Northern Michigan Farms Hoping Snow Melts, Ready For Spring Crops

"Hopefully, we’re ready to just roll into better weather," Up North Blueberry Farm co-owner Jodi Wagner said.

With spring snow still on the ground, local farmers are hoping it melts away soon.

Until it does melt, they can’t get to work on their spring crops.

The Coveyou Scenic Farm Market in Petoskey would like to be transplanting hearty plants into the ground.

The Up North Blueberry Farm would normally be cleaning up their fields in Gaylord.

9 & 10’s Blayke Roznowski and photojournalist John Harrington have details on what stubborn spring snow means for farms.

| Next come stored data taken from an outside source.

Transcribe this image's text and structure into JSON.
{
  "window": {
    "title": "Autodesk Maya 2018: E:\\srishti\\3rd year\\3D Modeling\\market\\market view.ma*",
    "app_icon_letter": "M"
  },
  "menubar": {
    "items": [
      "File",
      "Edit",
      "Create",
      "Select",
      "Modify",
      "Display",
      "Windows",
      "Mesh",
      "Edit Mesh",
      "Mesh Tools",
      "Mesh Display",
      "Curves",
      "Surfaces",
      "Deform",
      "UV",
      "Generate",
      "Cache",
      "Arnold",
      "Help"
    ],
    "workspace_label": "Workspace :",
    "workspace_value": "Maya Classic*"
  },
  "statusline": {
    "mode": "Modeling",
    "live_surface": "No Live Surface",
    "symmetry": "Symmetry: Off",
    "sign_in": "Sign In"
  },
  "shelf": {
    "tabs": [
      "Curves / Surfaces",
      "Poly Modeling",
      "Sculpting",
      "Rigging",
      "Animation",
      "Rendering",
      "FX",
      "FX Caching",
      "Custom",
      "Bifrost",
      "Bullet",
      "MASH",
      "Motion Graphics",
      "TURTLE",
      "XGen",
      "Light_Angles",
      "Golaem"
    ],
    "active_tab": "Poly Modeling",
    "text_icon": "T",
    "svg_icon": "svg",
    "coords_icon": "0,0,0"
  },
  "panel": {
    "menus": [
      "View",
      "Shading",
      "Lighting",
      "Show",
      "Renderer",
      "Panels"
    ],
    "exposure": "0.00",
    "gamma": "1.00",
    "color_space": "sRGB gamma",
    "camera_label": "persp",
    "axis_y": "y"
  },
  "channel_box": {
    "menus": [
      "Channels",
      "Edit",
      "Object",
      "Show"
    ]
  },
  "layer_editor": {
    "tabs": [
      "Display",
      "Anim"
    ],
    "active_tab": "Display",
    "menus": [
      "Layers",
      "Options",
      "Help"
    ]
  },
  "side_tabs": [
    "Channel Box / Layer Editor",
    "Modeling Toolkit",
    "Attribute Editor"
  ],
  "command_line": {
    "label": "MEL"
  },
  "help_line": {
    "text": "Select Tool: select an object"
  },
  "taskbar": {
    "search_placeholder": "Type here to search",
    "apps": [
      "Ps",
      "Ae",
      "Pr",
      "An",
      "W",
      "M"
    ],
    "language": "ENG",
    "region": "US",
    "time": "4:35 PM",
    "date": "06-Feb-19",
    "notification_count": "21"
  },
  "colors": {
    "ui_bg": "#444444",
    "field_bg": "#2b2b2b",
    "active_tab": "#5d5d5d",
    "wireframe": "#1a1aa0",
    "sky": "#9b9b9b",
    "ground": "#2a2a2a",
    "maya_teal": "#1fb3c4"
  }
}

"With the snow, it really brings our whole operation to a stop," Coveyou Scenic Farm Market owner David Coveyou said. "We can’t really get into the fields with the snow and, obviously, when the snow melts down, it has to dry out again, so it does slow us down quite a bit." 

At Coveyou Scenic Farm Market in Petoskey, they’re ready for the spring snow to be gone so they can get to work planting spinach, kale and broccoli

"Our greenhouses are full of plants ready to be transplanted to the field and a lot of crops coming behind it, so once spring does come, we’re ready to come full board into getting things into the ground and growing," Coveyou said.

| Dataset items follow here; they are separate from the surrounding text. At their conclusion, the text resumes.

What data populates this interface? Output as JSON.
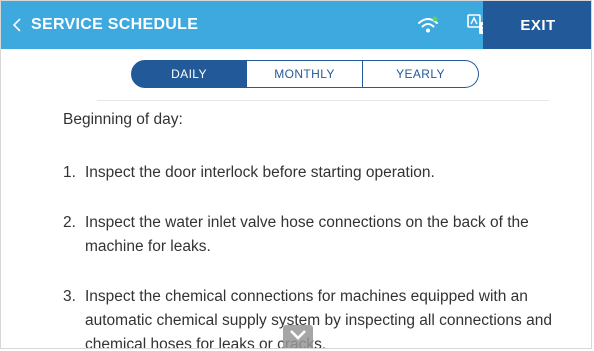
{
  "header": {
    "title": "SERVICE SCHEDULE",
    "exit_label": "EXIT",
    "wifi_icon": "wifi-icon",
    "language_icon": "language-icon",
    "colors": {
      "bar": "#3da9df",
      "exit": "#225a99"
    }
  },
  "tabs": [
    {
      "label": "DAILY",
      "active": true
    },
    {
      "label": "MONTHLY",
      "active": false
    },
    {
      "label": "YEARLY",
      "active": false
    }
  ],
  "content": {
    "heading": "Beginning of day:",
    "steps": [
      {
        "num": "1.",
        "text": "Inspect the door interlock before starting operation."
      },
      {
        "num": "2.",
        "text": "Inspect the water inlet valve hose connections on the back of the machine for leaks."
      },
      {
        "num": "3.",
        "text": "Inspect the chemical connections for machines equipped with an automatic chemical supply system by inspecting all connections and chemical hoses for leaks or cracks."
      }
    ]
  }
}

There’s no blooms just yet, so the cold’s not killing any of the crops, but all of the snow means farmers can’t get out in the field to get work done. 

"Not what we expect," Wagner said. "Usually by this time you know our snow pack is pretty much gone. We’ll have piles, but not usually snow on the level. We just need the snow pack to leave and then we can get out in the field and do some pruning and cleaning up out there."

Then once the snow melts, they hope there are no serious freezes after plants start blooming.

"Last year we had three days in a row when we were in full blossom when it dropped to 24 below and we lost a majority of our crop last year," Wagner said. "We’re really hoping to get through that this year."